Just like the overwhelmingly unpopular soft on violent crime policies for which there is now a nationwide backlash, standing against this sort of in school cruelty should truly be a nonpartisan issue.
And if Miller can get this message out, it has the potential to be a winner for him and his slate mates.
Masking of children in Maryland not going away
In July, the Maryland State Department of Education released a 12 page report outlining their virus guidance for the upcoming school year. As if there were any uncertainty about what that guidance might entail, the report’s cover page pictures a classroom full of elementary school aged children wearing cloth masks.
Predictably, the report leaves the notion of once again mandating masking wide open, saying: “Schools might need to require masking, based on federal, state, or local laws and policies”.

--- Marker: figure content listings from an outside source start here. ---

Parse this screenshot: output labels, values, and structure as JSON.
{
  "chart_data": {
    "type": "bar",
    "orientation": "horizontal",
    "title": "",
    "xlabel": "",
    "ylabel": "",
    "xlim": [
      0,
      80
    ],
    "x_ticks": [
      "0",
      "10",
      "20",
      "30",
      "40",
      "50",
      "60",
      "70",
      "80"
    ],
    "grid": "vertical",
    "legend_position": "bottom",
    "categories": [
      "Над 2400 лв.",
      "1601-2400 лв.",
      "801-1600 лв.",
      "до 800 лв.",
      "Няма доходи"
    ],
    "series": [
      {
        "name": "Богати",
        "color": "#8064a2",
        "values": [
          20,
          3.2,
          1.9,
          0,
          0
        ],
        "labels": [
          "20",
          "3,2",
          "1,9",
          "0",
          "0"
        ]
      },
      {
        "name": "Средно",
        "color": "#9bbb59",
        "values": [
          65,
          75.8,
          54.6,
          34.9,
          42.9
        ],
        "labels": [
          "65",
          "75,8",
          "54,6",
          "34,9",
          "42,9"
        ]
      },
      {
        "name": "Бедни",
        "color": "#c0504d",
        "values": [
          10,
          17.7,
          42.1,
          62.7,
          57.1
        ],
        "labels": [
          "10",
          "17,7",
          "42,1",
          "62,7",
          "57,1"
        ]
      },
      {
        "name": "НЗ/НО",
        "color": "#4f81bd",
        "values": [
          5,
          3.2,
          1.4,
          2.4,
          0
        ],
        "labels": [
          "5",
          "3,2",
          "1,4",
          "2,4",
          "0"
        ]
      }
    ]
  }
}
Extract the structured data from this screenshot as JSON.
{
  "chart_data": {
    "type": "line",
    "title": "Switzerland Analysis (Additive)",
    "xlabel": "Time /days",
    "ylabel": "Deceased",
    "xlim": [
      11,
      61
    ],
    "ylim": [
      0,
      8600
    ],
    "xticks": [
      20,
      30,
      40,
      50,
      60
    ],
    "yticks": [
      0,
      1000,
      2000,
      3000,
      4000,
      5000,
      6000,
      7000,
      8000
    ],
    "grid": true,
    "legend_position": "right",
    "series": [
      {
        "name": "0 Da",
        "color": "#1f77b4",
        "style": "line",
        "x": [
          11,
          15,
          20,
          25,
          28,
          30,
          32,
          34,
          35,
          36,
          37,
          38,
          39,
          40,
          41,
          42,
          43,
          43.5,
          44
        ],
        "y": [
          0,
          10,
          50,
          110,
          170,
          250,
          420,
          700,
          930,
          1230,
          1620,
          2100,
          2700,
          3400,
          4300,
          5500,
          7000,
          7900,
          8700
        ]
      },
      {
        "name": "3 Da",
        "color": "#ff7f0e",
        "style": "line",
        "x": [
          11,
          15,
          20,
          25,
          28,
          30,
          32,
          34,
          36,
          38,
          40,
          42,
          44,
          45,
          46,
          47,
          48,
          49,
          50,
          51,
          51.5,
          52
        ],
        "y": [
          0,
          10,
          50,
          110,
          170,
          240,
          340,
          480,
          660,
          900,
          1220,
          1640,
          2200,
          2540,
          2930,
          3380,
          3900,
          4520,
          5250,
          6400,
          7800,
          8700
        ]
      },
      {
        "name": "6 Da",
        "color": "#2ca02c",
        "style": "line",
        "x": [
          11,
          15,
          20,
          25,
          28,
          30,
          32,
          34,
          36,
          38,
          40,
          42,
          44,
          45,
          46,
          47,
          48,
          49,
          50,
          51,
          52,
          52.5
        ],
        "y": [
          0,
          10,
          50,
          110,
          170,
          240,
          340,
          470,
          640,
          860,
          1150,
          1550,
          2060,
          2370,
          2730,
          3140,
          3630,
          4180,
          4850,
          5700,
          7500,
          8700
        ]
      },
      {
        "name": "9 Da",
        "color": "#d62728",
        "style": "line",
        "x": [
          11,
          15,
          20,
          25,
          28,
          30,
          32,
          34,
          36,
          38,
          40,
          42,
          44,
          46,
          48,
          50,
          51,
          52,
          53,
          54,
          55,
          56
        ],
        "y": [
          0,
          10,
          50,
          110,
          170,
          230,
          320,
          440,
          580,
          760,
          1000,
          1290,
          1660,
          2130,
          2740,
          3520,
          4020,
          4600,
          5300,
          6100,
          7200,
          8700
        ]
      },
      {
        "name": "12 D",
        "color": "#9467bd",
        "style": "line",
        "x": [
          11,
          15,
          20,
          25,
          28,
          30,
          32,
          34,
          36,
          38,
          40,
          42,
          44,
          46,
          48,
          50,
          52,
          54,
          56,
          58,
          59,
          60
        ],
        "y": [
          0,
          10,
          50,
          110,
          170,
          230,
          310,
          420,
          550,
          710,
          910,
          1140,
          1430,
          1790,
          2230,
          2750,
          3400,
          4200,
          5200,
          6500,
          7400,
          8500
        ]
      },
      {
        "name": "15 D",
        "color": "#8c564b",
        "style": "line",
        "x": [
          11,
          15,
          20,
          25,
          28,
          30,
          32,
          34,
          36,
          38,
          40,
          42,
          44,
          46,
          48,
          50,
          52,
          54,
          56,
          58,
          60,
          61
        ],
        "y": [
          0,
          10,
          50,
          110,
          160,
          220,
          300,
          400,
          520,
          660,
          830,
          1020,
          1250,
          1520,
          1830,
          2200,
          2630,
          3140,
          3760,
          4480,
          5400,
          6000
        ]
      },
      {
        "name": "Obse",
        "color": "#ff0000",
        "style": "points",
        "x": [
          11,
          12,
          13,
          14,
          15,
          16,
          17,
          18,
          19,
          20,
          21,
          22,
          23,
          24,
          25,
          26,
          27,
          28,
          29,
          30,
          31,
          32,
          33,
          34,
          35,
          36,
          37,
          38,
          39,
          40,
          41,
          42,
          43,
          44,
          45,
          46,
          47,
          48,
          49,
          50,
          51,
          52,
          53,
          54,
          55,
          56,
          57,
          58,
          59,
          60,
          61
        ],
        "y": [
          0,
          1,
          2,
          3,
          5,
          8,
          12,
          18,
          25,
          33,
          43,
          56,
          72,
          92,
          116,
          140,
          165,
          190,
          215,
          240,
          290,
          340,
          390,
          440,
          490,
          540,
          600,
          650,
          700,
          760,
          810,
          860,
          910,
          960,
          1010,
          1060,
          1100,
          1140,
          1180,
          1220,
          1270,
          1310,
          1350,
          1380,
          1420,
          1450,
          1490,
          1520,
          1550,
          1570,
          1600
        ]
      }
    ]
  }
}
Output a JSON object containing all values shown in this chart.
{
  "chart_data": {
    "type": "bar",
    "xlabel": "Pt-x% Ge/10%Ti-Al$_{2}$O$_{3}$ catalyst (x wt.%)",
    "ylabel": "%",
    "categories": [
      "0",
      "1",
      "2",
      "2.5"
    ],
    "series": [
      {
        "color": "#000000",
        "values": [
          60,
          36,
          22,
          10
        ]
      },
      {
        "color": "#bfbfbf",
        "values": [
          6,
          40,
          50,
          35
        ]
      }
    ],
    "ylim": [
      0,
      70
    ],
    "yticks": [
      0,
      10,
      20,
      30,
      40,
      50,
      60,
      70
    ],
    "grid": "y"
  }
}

Mere days later, on August 12th, Prince George’s County Public Schools announced that they would be starting the upcoming school year with a “mandatory mask policy in all schools and facilities until further notice”, citing the transmissibility of the new subvariant.
And keep in mind that, all of these recent developments come against a backdrop where the State of Maryland only finally lifted their statewide school mask mandate in February of this year — just six months ago.
Despite what the mandate hawkish slate of teachers union endorsed candidates would have everyone believe, the masking of children is no legacy issue, but is rather a clear and present danger now and in the future.
And let there be no confusion about where Dorsey, Scanlan, and Jozkowski stand on the issue of masking — they are for it.
Scanlan has published a plethora of columns in the Carroll County Times articulating his affinity for masking, saying things like:
“Masking up is no more an infringement on one’s rights than wearing a seat belt.”
“My wife and I have started wearing our masks indoors again even though we are fully vaccinated…”
“Mask wearing and social distancing are not political statements.”
And of course, for a while there, Jozkowski was nary to be seen in public indoors or out unaccompanied by a tightly fitted N95. And she has gone on record a time or two stating clearly how she believes the masking decision sits with higher authorities at the state and federal level, not Carroll’s duly elected BoE.
As for Dorsey, though less active in the newspapers and on social media, she considers herself, in her own words, an agent of the state — and as we’ve seen, the state’s position is clear.
Unsettling though all this may be, it should bode well for BMW purely from an electoral standpoint. Masking kids is, if nothing else, unpopular.
One nationwide survey by Politico and Harvard back in March found that only 11% of parents thought required masking helped their children’s education, while 40% thought it was harmful.
Those numbers would theoretically be even more lopsided if the sample were just Carroll County, which probably leans a little rural and a little conservative relative to the rest of the country — which might just give BMW the nudge it needs to win.